Сердце сжимается, а в горле встает ком.
– Я должна была воспользоваться шансом, Нина. Ты же знаешь, я не могла вернуться домой, устроившись на работу. Не в случае, когда получила хорошее предложение.
– Это не оправдание, – говорит она. – Я понимаю, почему ты не говорила отцу, но… ты могла вернуться, чтобы повидаться со мной.
– Я хотела, – сообщаю ей, и это правда. Я бы навестила ее после заверения, что отца нет дома. Когда-нибудь. – Мне… нужна была пара дней.
Нижняя губа сестры дрожит, и она так похожа на маму, что у меня перехватывает дыхание. Я почти не видела маму плачущей, но тех нескольких раз хватило, чтобы я обнаружила необыкновенное сходство.
– Я не готова потерять тебя, Джемма.
Смаргивая слезы, я прижимаю сестру к груди. Она одной рукой обнимает меня за талию.
– Ты меня не потеряла.
– Это пока, – выдавливает она сквозь рыдания. – Я уже лишилась мамы и Марни. Скоро выйду замуж за Джеймса, и тогда… и что тогда, Джем?

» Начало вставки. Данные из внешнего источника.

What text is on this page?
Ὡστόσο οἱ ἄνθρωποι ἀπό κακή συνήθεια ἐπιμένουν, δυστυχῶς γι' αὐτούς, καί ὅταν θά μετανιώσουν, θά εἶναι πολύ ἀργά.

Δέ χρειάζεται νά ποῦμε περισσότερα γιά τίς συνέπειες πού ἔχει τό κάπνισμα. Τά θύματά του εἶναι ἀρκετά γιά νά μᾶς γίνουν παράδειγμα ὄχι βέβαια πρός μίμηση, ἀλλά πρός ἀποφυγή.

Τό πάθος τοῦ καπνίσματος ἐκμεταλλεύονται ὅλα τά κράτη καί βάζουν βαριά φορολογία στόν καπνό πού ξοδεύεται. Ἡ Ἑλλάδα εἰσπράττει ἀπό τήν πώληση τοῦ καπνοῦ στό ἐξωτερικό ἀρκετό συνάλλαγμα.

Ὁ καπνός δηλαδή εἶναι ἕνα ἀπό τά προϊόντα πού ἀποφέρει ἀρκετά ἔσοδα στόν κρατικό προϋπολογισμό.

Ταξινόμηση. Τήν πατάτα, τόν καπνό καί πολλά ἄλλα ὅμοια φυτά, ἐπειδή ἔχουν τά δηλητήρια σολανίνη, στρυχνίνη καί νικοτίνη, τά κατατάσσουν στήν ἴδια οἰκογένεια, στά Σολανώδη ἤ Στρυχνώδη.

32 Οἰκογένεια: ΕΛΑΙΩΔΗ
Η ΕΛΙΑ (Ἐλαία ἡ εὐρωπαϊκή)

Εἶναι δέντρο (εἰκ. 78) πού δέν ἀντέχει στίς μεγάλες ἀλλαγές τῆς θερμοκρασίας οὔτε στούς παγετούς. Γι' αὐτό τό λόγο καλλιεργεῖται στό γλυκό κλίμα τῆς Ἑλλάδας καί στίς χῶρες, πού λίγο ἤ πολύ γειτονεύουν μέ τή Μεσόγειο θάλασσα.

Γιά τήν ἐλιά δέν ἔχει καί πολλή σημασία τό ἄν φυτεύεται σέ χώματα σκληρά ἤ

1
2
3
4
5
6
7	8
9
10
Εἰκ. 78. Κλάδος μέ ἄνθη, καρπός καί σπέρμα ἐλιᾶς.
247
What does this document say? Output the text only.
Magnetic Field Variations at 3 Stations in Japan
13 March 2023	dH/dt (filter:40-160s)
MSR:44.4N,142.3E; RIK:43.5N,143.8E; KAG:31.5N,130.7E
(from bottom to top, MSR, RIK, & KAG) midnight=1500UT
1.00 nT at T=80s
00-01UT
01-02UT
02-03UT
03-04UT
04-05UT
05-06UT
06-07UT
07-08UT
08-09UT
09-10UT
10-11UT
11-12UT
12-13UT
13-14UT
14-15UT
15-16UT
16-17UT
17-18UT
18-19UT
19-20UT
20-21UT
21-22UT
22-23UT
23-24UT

В горле снова встает ком, и на этот раз он причиняет больше боли, потому что несет в себе тайну, которой я не осмеливаюсь поделиться – что я планирую покинуть Фейривэй и вернуться на Изолу. Поэтому даю ей единственный имеющийся у меня честный, уместный ответ:
– Не знаю, Нина. Правда не знаю.
Как только наши слезы подсыхают, нам удается высвободиться из объятий друг друга. И только сейчас я понимаю, почему сестра не обнимает меня двумя руками; она к бедру прижимает книгу. Шмыгнув носом, Нина протягивает ее мне.

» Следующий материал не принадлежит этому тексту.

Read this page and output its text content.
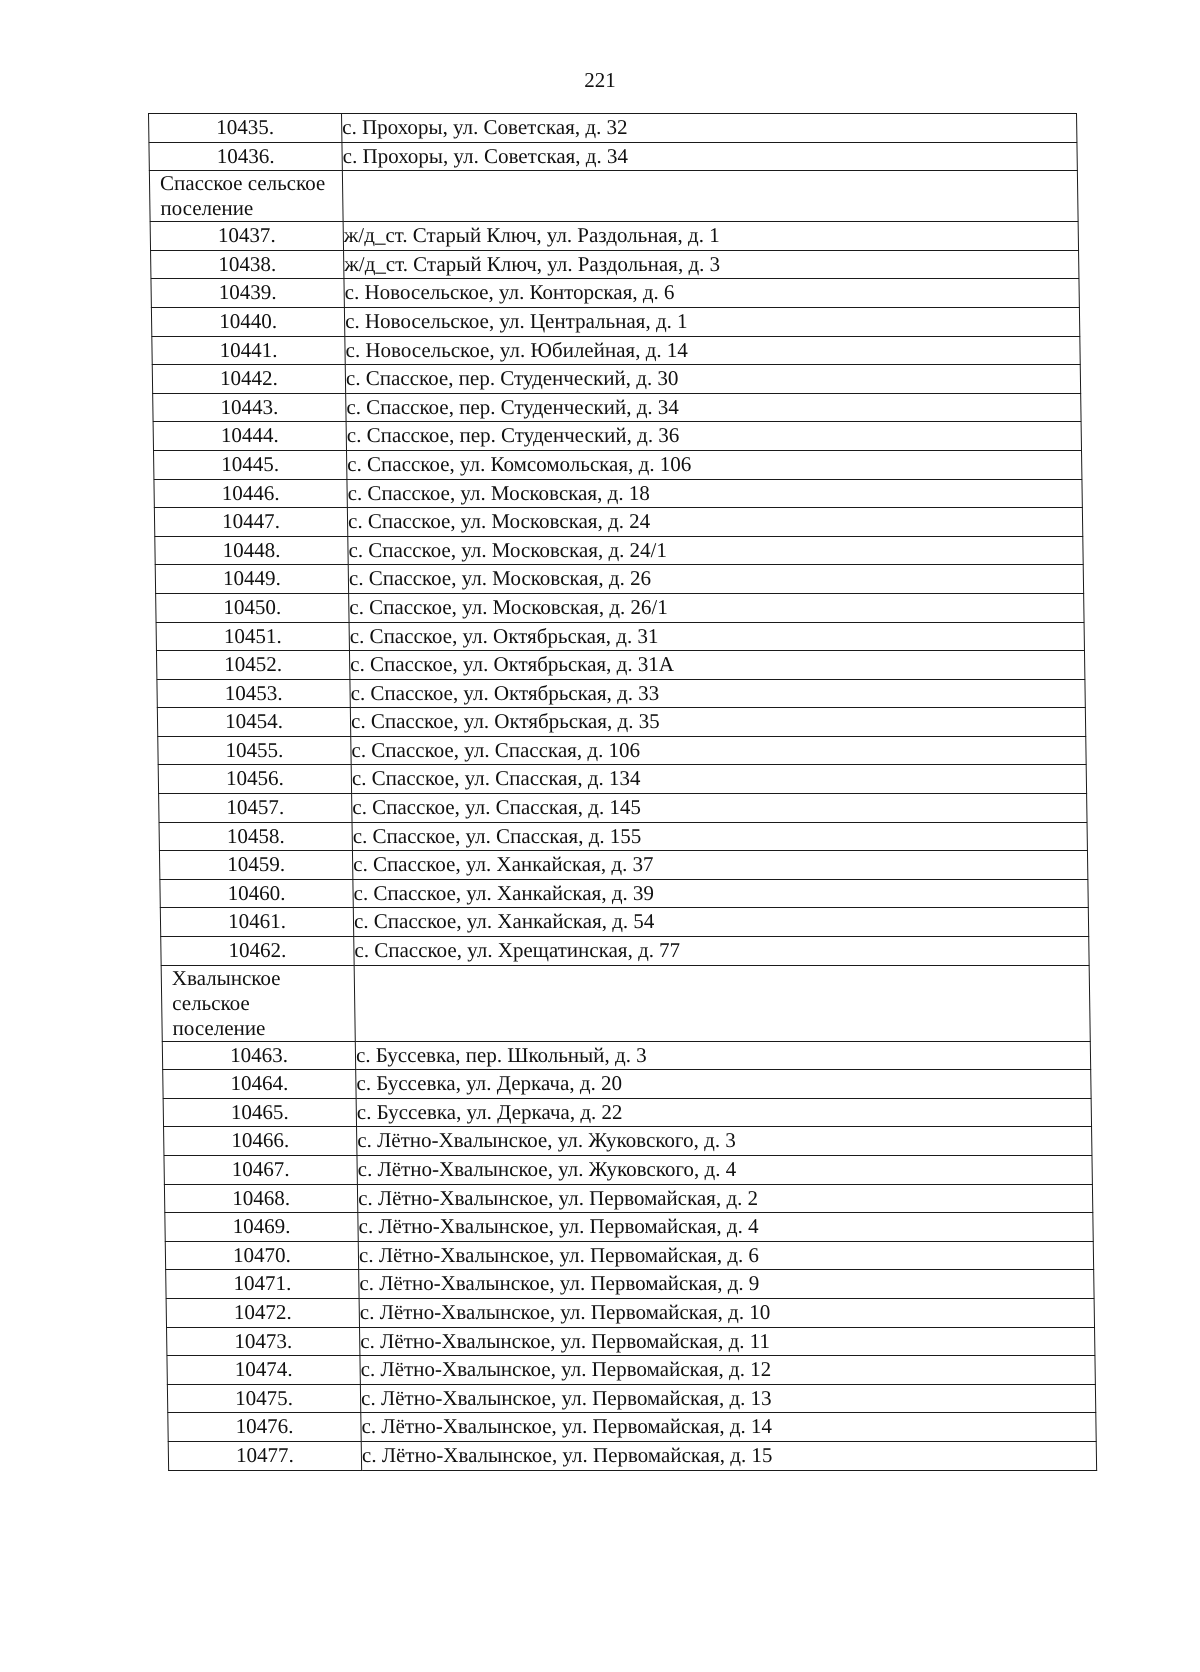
221
10435.	с. Прохоры, ул. Советская, д. 32
10436.	с. Прохоры, ул. Советская, д. 34

Спасское сельское
поселение	

10437.	ж/д_ст. Старый Ключ, ул. Раздольная, д. 1
10438.	ж/д_ст. Старый Ключ, ул. Раздольная, д. 3
10439.	с. Новосельское, ул. Конторская, д. 6
10440.	с. Новосельское, ул. Центральная, д. 1
10441.	с. Новосельское, ул. Юбилейная, д. 14
10442.	с. Спасское, пер. Студенческий, д. 30
10443.	с. Спасское, пер. Студенческий, д. 34
10444.	с. Спасское, пер. Студенческий, д. 36
10445.	с. Спасское, ул. Комсомольская, д. 106
10446.	с. Спасское, ул. Московская, д. 18
10447.	с. Спасское, ул. Московская, д. 24
10448.	с. Спасское, ул. Московская, д. 24/1
10449.	с. Спасское, ул. Московская, д. 26
10450.	с. Спасское, ул. Московская, д. 26/1
10451.	с. Спасское, ул. Октябрьская, д. 31
10452.	с. Спасское, ул. Октябрьская, д. 31А
10453.	с. Спасское, ул. Октябрьская, д. 33
10454.	с. Спасское, ул. Октябрьская, д. 35
10455.	с. Спасское, ул. Спасская, д. 106
10456.	с. Спасское, ул. Спасская, д. 134
10457.	с. Спасское, ул. Спасская, д. 145
10458.	с. Спасское, ул. Спасская, д. 155
10459.	с. Спасское, ул. Ханкайская, д. 37
10460.	с. Спасское, ул. Ханкайская, д. 39
10461.	с. Спасское, ул. Ханкайская, д. 54
10462.	с. Спасское, ул. Хрещатинская, д. 77

Хвалынское
сельское
поселение	

10463.	с. Буссевка, пер. Школьный, д. 3
10464.	с. Буссевка, ул. Деркача, д. 20
10465.	с. Буссевка, ул. Деркача, д. 22
10466.	с. Лётно-Хвалынское, ул. Жуковского, д. 3
10467.	с. Лётно-Хвалынское, ул. Жуковского, д. 4
10468.	с. Лётно-Хвалынское, ул. Первомайская, д. 2
10469.	с. Лётно-Хвалынское, ул. Первомайская, д. 4
10470.	с. Лётно-Хвалынское, ул. Первомайская, д. 6
10471.	с. Лётно-Хвалынское, ул. Первомайская, д. 9
10472.	с. Лётно-Хвалынское, ул. Первомайская, д. 10
10473.	с. Лётно-Хвалынское, ул. Первомайская, д. 11
10474.	с. Лётно-Хвалынское, ул. Первомайская, д. 12
10475.	с. Лётно-Хвалынское, ул. Первомайская, д. 13
10476.	с. Лётно-Хвалынское, ул. Первомайская, д. 14
10477.	с. Лётно-Хвалынское, ул. Первомайская, д. 15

– Решила, ты захочешь что-нибудь почитать.
Я осторожно беру книгу в руки и ласкаю корешок в тканевом переплете, как изгибы любовника. Читаю название, и губы растягиваются в улыбке. «Гувернантка и граф».
Сестра выпрямляет спину, возвращает самообладание и скрещивает руки на талии.
– Если хочешь получить остальные, придется навестить меня.
– Держишь мои книги в заложниках? – Я хохочу, а затем нежно сжимаю ее руку. – Спасибо.
Она кивает мне с грустной улыбкой и возвращается к карете отца. Не двигаясь с места, я наблюдаю за тем, как лошади уносят черную карету, и даже после отбытия семьи продолжаю глядеть вдаль. Лишь тогда на сердце становится легче, и я расслабляюсь. Со вздохом прижимаю к груди книгу и поворачиваюсь к поместью. Уже на полпути к двери вспоминаю, как Эллиот встал между мной и моим отцом. И раскрыл свою личность, только чтобы заставить отца отступить. Это было, мягко говоря, неожиданно. И я благодарна ему за это.